I spent four days preparing my first home-cooked meal for him, a dinner of wilted escarole salad with hot bacon dressing, osso bucco with risotto Milanese and gremolata, and a white-chocolate toasted-almond semifreddo for dessert. At the time, I lived with three other people in a Columbia Heights town house, so I told all of my housemates to make themselves scarce that Saturday night. When Adam showed up at my door, as the rich smell of braised veal shanks wafted through the house, I greeted him holding a platter of prosciutto-wrapped figs, wearing nothing but a slinky red apron. He grabbed me by the waist and pushed me into the kitchen, slowly untying the apron strings resting on my rounded hips, and moments later we were making love on the tiled kitchen floor. Admittedly, I worried the whole time about when I should start the risotto and whether he’d even want osso bucco once we were finished, but it was the first time I’d seduced someone like that, and it was lovely.
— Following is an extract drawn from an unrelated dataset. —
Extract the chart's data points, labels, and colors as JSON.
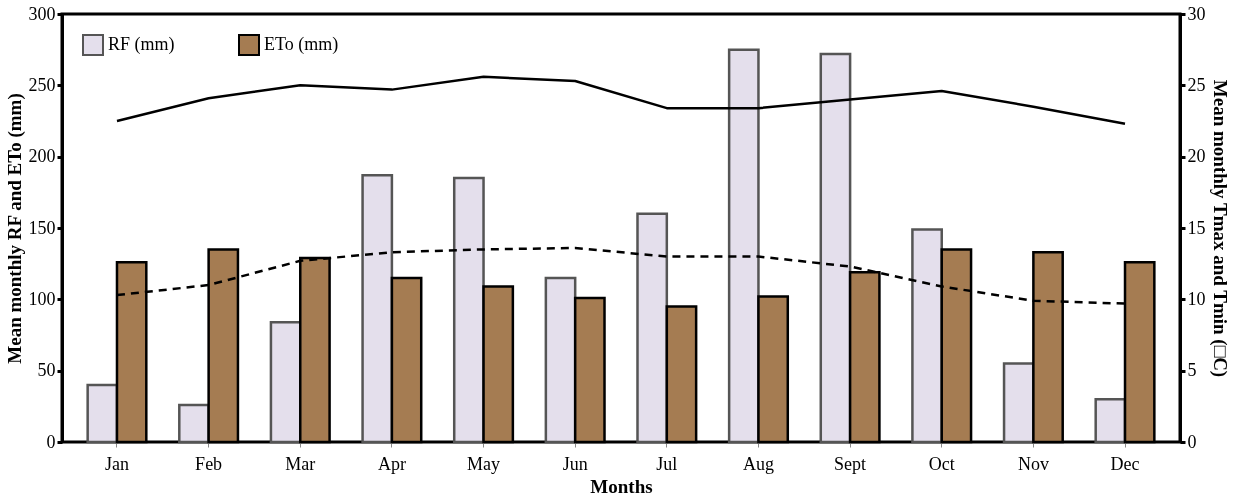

Adam raved about that meal—the rich osso bucco, the zesty gremolata, the sweet-and-salty semifreddo—and that’s when I knew cooking was my love language, my way of expressing passion and desire and overcoming all of my insecurities. I learned that I may not be comfortable strutting through a room in a tight-fitting dress, but I can cook one hell of a brisket, and I can do it in the comfort of my own home, wearing an apron and nothing else.